La reconnaissance faciale se développe très rapidement : onze pays européens ont déjà déployé cette technologie, selon un rapport commandé par les eurodéputés Verts. De son côté, l’ONU s’inquiète des risques liés à son déploiement, en particulier lors de rassemblements publics. C’est dans ce contexte que l’avocate associée au cabinet Bersay Claire Poirson a contribué à un rapport du Forum Économique Mondial sur les pistes envisagées pour mieux encadrer juridiquement le recours à la reconnaissance faciale. Entretien. 

Claire Poirson, avocate associée au cabinet Bersay.

Claire Poirson, avocate associée au cabinet Bersay.

Alliancy. En quoi consistent votre métier et votre participation au dernier livre blanc du Forum Économique Mondial sur la reconnaissance faciale ?

Claire Poirson. J’exerce en tant qu’avocate associée au cabinet Bersay depuis trois ans avec principalement deux domaines d’intervention : les nouvelles technologies et les données personnelles d’une part, et la propriété intellectuelle et industrielle d’autre part. Mon travail consiste, par exemple, à conseiller les entreprises à se conformer à la réglementation sur les données personnelles (au fameux RGPD), à gérer les aspects juridiques d’une attaque en cybersécurité  ou encore à mettre en place plus globalement une gouvernance de la donnée au sein de l’entreprise.

Je travaille également à penser le droit de demain afin de répondre aux attentes de nos clients dont les technologies sont de plus en plus poussées. À ce titre, je participe à un certain nombre de travaux ayant pour objet d’encadrer la technologie de la reconnaissance faciale (« RF »),  technologie qui permet de reconnaître le visage d’une personne afin soit de se faire authentifier, soit d’être identifiée dans une foule. J’ai ainsi eu l’opportunité de collaborer sous l’égide du Forum économique mondial  et d’Interpol – avec un certain nombre de praticiens scientifiques et chercheurs en IA – au livre blanc qui vient de paraitre et qui propose un encadrement normatif et éthique à l’usage de cette technologie par les forces de l’ordre.  Il s’agira, d’établir des règles claires sur les usages par la police dans le cadre de leurs enquêtes, les maitres-mots étant la transparence vis-à-vis des citoyens et la robustesse de la technologie utilisée. 
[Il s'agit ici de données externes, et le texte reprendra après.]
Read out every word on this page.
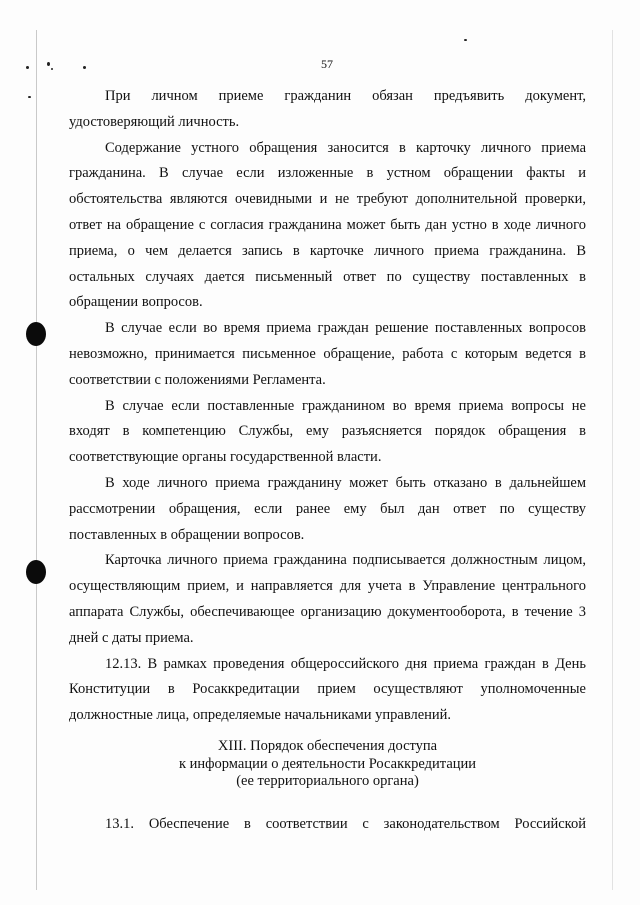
57

При личном приеме гражданин обязан предъявить документ, удостоверяющий личность.

Содержание устного обращения заносится в карточку личного приема гражданина. В случае если изложенные в устном обращении факты и обстоятельства являются очевидными и не требуют дополнительной проверки, ответ на обращение с согласия гражданина может быть дан устно в ходе личного приема, о чем делается запись в карточке личного приема гражданина. В остальных случаях дается письменный ответ по существу поставленных в обращении вопросов.

В случае если во время приема граждан решение поставленных вопросов невозможно, принимается письменное обращение, работа с которым ведется в соответствии с положениями Регламента.

В случае если поставленные гражданином во время приема вопросы не входят в компетенцию Службы, ему разъясняется порядок обращения в соответствующие органы государственной власти.

В ходе личного приема гражданину может быть отказано в дальнейшем рассмотрении обращения, если ранее ему был дан ответ по существу поставленных в обращении вопросов.

Карточка личного приема гражданина подписывается должностным лицом, осуществляющим прием, и направляется для учета в Управление центрального аппарата Службы, обеспечивающее организацию документооборота, в течение 3 дней с даты приема.

12.13. В рамках проведения общероссийского дня приема граждан в День Конституции в Росаккредитации прием осуществляют уполномоченные должностные лица, определяемые начальниками управлений.

XIII. Порядок обеспечения доступа
к информации о деятельности Росаккредитации
(ее территориального органа)
13.1. Обеспечение в соответствии с законодательством Российской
La reconnaissance faciale fascine autant qu’elle effraie, victime de ce que j’appellerais le « double paradoxe du numérique » : nous avons globalement peur de cette technologie lorsqu’elle est utilisée par les pouvoirs publics tout en ayant une forte attente en termes de sécurité. De même, nous n’hésitons pas à y avoir recours massivement dans la vie de tous les jours auprès d’opérateurs privés alors que nous ne savons pas – et ne voulons pas toujours savoir – ce qu’ils font précisément de nos données personnelles. Le fait de ne pas encadrer la technologie de RF génère a posteriori des effets pervers tant sur la robustesse de la technologie que sur ses usages dans notre vie. Il est grand temps de réguler.

De quels biais s’agit-il ?

Claire Poirson. Il y a tout d’abord les biais statistiques : dans le cas où un algorithme prend sa source dans une base de données faussée et qui ne représente pas toute la société. Ils sont aussi cognitifs, car trop souvent ces algorithmes sont conçus, développés, testés par et parfois pour une même population, des hommes blancs. De manière mécanique, la technologie ne s’éprouve pas puisqu’elle ne prend pas assez compte de la diversité.

C’est le même problème constaté dans le milieu de la tech, où le manque structurel de femmes devient problématique. La conception biaisée de la technologie se répercute dans son utilisation en pratique : l’algorithme en s’entraînant sur une base de données non représentative reproduit de facto ces biais et devient discriminant. Finalement les data sont créées par nos usages et nos comportements, des choix avant tout humains sur lesquels l’algorithme va s’entrainer. C’est ainsi que dans le sillage du mouvement « Black Lives Matter », les géants américains du numérique ont décidé de suspendre leurs projets dans la reconnaissance faciale, accusée de reproduire des biais ethniques lorsqu’elle est utilisée par la police.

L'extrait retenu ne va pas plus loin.